The Justice Department acknowledged in its 10-page letter that though its position had been that UNRWA was shielded from litigation, "the Government has since reevaluated that position, and now concludes UNRWA is not immune from this litigation."

"The complaint in this case alleges atrocious conduct on the part of UNRWA and its officers. Of course, such allegations are only the first step on a long road, where plaintiffs will be required to prove what they have alleged. But UNRWA is not above that process — nor are the bulk of the remaining defendants," the letter states. "The Government believes they must answer these allegations in American courts. The prior Administration’s view that they do not was wrong."

The letter was signed by Jay Clayton, the new US attorney in Manhattan, and another lawyer in the office, as well as Yaakov Roth, the acting assistant attorney general in charge of the Justice Department's civil division.
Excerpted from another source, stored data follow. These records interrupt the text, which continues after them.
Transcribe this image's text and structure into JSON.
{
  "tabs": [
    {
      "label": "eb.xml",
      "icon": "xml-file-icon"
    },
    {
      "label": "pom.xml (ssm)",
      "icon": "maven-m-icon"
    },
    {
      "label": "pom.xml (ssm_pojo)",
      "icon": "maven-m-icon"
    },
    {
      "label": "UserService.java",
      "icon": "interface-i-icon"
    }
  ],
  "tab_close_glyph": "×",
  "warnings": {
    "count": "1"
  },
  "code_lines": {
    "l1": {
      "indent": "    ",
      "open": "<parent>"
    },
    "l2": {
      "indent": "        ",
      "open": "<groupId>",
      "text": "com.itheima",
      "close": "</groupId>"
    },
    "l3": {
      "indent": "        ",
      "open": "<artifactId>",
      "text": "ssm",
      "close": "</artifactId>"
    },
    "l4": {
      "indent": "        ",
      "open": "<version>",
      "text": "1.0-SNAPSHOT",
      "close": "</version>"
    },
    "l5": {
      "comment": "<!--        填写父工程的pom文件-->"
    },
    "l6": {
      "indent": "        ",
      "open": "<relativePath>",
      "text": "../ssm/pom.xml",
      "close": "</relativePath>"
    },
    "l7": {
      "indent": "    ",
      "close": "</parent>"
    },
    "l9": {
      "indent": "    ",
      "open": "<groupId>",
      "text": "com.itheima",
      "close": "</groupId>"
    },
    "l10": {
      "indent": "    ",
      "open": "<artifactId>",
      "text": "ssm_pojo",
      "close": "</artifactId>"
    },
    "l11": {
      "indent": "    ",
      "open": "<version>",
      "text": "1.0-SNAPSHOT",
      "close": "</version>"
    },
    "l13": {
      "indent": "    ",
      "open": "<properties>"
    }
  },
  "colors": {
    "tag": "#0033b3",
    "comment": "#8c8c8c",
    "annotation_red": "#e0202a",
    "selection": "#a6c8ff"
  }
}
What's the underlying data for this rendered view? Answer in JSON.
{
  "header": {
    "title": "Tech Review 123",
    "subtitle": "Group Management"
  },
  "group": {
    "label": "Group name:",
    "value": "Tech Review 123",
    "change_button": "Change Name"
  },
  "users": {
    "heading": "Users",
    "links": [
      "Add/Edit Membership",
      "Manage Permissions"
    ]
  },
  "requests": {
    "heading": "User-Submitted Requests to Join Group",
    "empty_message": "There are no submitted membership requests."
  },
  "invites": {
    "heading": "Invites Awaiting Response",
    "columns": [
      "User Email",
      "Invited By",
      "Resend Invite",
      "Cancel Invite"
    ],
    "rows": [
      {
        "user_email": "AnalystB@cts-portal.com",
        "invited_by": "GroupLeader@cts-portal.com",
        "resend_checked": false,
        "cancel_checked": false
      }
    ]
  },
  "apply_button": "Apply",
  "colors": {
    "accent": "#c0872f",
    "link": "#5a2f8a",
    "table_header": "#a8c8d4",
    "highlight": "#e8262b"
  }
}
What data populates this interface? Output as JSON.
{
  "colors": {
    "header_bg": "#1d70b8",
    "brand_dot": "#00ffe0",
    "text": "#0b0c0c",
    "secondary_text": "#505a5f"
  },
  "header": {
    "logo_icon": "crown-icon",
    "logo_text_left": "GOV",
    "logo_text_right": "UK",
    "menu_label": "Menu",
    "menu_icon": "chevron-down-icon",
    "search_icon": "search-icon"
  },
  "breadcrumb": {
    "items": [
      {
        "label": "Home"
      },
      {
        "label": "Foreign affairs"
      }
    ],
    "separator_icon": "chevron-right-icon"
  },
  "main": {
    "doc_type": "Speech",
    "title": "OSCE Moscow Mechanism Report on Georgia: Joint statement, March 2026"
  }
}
UNRWA was established by the UN General Assembly in 1949 to provide relief for Palestinians who fled or were expelled from their homes before and during the 1948 Arab-Israeli war, which followed the establishment of Israel, as well as their descendants, until there is a political solution to the Israeli-Palestinian conflict.

The agency provides aid and services - including health and education - to some 2.5 million Palestinian refugees in Gaza and the occupied West Bank and east Jerusalem, as well as 3 million more in Syria, Jordan and Lebanon. Since the Israel-Hamas war, it has been the main lifeline for a population reliant on humanitarian aid in Gaza.

Israel alleged that 19 out of UNRWA’s approximately 13,000 staff in Gaza took part in Hamas’ attack in southern Israel, which killed about 1,200 people and set off the war in Gaza.

UNRWA said it fired nine staffers after an internal UN investigation concluded that they could have been involved, although the evidence was not authenticated or corroborated.

Israel later alleged that about 100 other Palestinians in Gaza were Hamas members, but never provided any evidence to the United Nations.